With Mexican President Andrés Manuel López Obrador topping a list of leaders threatening to stay home to protest the United States’ exclusion of authoritarian leaders from Cuba, Nicaragua and Venezuela, experts say the event could turn into a embarrassment for U.S. President Joe Biden. Even some progressive Democrats have criticized the administration for bowing to pressure from exiles in the swing state of Florida and barring communist Cuba, which attended the last two summits.
“The real question is why the Biden administration didn’t do its homework,” said Jorge Castañeda, a former Mexican foreign minister who now teaches at New York University.
While the Biden administration insists the president in Los Angeles will outline his vision for a “sustainable, resilient, and equitable future” for the hemisphere, Castañeda said it’s clear from the last-minute wrangling over the guest list that Latin America is not a priority for the U.S. president.
“This ambitious agenda, no one knows exactly what it is, other than a series of bromides,” he said.
The U.S. is hosting the summit for the first time since its launch in 1994 as part of an effort to galvanize support for a free trade agreement stretching from Alaska to Patagonia.
But that goal was abandoned more than 15 years ago amid a rise in leftist politics in the region. With China’s influence expanding, most nations have come to expect – and need – less from Washington. As a result, the premier forum for regional cooperation has languished, at times turning into a stage for airing historical grievances, like when the late Venezuelan leader Hugo Chávez at the 2009 summit in Trinidad & Tobago gave former President Barack Obama a copy of Eduardo Galeano’s classic tract, “The Open Veins of Latin America: Five Centuries of the Pillage of a Continent.”
The U.S. opening to former Cold War adversary Cuba, which was sealed with Obama’s handshake with former President Raul Castro at the 2015 summit in Panama, lowered some of the ideological tensions.
“It’s a huge missed opportunity,” Ben Rhodes, who led the Cuba thaw as deputy national security advisor in the Obama administration, said recently in his “Pod Save the World” podcast. “We are isolating ourselves by taking that step because you’ve got Mexico, you’ve got Caribbean countries saying they’re not going to come – which is only going to make Cuba look stronger than us.”
To bolster turnout and avert a flop, Biden and Vice President Kamala Harris have been working the phones in recent days, speaking with the leaders of Argentina and Honduras, both of whom initially expressed support for Mexico’s proposed boycott. Former Sen. Christopher Dodd has also crisscrossed the region as a special adviser for the summit, in the process convincing far right Brazilian President Jair Bolsonaro, who was a staunch ally of former President Donald Trump but hasn’t spoken to Biden, to belatedly confirm his attendance.
The decision to exclude Cuba, Nicaragua and Venezuela wasn’t the whim of the U.S. alone. The region’s governments in 2001, in Quebec City, declared that any break with democratic order is an “insurmountable obstacle” to future participation in the summit process.

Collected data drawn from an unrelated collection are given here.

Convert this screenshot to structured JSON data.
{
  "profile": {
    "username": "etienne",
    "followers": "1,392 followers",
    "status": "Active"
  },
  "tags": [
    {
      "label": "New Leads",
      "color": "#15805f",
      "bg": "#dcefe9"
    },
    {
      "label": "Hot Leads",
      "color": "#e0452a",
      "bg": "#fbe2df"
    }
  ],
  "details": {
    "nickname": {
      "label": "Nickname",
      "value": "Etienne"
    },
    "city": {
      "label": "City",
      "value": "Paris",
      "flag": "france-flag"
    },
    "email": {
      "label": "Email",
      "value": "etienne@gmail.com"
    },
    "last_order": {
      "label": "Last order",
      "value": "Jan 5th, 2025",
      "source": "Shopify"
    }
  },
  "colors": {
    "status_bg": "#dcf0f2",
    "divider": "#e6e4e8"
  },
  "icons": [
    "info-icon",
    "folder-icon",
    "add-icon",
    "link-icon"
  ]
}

The governments of Cuba, Nicaragua and Venezuela aren’t even active members of the Washington-based Organization of the American States, which organizes the summit.
“This should’ve been a talking point from the beginning,” said former Undersecretary of State for Political Affairs Tom Shannon, who attended several summits. “It’s not a U.S. imposition. It was consensual. If leaders want to change that, then we should have a conversation first.”